Article ID: | iaor200952626 |
Country: | United States |
Volume: | 20 |
Issue: | 3 |
Start Page Number: | 423 |
End Page Number: | 437 |
Publication Date: | Jun 2008 |
Journal: | INFORMS Journal On Computing |
Authors: | Padman Rema, Bai Xue, Ramsey Joseph, Spirtes Peter |
Keywords: | heuristics: tabu search |
Data sets with many discrete variables and relatively few cases arise in health care, e–commerce, information security, text mining, and many other domains. Learning effective and efficient prediction models from such data sets is a challenging task.

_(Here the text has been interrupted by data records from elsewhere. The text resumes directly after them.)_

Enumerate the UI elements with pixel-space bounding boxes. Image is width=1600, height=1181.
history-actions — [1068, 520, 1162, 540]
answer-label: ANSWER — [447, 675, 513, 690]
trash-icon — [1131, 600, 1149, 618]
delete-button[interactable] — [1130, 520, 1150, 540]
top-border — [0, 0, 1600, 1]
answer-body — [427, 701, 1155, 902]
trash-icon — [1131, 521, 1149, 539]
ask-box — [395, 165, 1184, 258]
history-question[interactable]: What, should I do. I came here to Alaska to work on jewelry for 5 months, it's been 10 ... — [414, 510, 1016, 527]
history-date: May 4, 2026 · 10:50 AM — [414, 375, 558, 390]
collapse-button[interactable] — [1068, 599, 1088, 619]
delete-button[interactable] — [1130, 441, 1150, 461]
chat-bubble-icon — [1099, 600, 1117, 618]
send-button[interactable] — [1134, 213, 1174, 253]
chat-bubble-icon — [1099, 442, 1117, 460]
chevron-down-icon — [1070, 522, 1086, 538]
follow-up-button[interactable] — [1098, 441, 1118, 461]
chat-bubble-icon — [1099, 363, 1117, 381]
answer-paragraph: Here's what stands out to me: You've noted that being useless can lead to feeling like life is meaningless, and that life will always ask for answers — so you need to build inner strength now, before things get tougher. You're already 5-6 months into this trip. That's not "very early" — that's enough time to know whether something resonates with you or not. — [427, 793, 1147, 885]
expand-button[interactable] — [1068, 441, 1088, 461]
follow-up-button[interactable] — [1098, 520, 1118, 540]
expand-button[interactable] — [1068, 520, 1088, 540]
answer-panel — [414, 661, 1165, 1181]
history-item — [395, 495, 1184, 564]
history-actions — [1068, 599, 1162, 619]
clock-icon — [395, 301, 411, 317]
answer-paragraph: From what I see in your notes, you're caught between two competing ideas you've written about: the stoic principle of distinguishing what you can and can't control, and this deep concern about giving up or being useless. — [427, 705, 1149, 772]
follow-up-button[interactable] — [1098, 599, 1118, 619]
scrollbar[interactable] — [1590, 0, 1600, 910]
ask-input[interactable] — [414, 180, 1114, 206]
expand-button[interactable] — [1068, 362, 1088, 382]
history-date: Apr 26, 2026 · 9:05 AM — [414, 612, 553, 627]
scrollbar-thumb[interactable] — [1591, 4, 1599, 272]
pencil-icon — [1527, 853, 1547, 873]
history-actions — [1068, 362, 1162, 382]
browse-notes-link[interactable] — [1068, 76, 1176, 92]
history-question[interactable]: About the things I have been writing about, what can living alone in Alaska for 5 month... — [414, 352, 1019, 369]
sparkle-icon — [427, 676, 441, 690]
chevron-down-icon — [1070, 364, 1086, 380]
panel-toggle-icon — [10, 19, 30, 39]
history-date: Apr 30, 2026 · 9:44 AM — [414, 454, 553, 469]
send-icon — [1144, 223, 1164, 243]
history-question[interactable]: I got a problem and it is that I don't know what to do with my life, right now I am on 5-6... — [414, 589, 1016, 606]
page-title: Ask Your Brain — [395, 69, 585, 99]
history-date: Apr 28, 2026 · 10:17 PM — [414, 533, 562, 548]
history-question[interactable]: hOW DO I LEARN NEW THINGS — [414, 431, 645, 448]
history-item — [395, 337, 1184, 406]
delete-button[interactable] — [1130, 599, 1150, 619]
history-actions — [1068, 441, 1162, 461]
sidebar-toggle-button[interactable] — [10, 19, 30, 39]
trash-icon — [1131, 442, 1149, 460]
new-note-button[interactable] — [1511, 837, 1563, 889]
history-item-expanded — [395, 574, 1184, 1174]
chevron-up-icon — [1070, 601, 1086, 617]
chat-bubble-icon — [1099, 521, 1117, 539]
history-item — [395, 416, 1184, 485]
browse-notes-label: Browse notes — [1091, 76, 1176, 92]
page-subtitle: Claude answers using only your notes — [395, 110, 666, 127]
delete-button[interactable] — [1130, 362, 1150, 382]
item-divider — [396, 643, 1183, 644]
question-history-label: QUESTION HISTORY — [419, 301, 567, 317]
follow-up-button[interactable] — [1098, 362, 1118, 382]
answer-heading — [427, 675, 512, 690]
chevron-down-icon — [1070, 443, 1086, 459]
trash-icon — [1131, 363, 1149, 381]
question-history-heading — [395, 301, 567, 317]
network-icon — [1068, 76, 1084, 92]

In this paper, we propose a tabu search–enhanced Markov blanket (TS/MB) algorithm to learn a graphical Markov blanket model for classification of high–dimensional data sets. The TS/MB algorithm makes use of Markov blanket neighborhoods: restricted neighborhoods in a general Bayesian network based on the Markov condition. Computational results from real–world data sets drawn from several domains indicate that the TS/MB algorithm, when used as a feature selection method, is able to find a parsimonious model with substantially fewer predictor variables than is present in the full data set. The algorithm also provides good prediction performance when used as a graphical classifier compared with several machine–learning methods.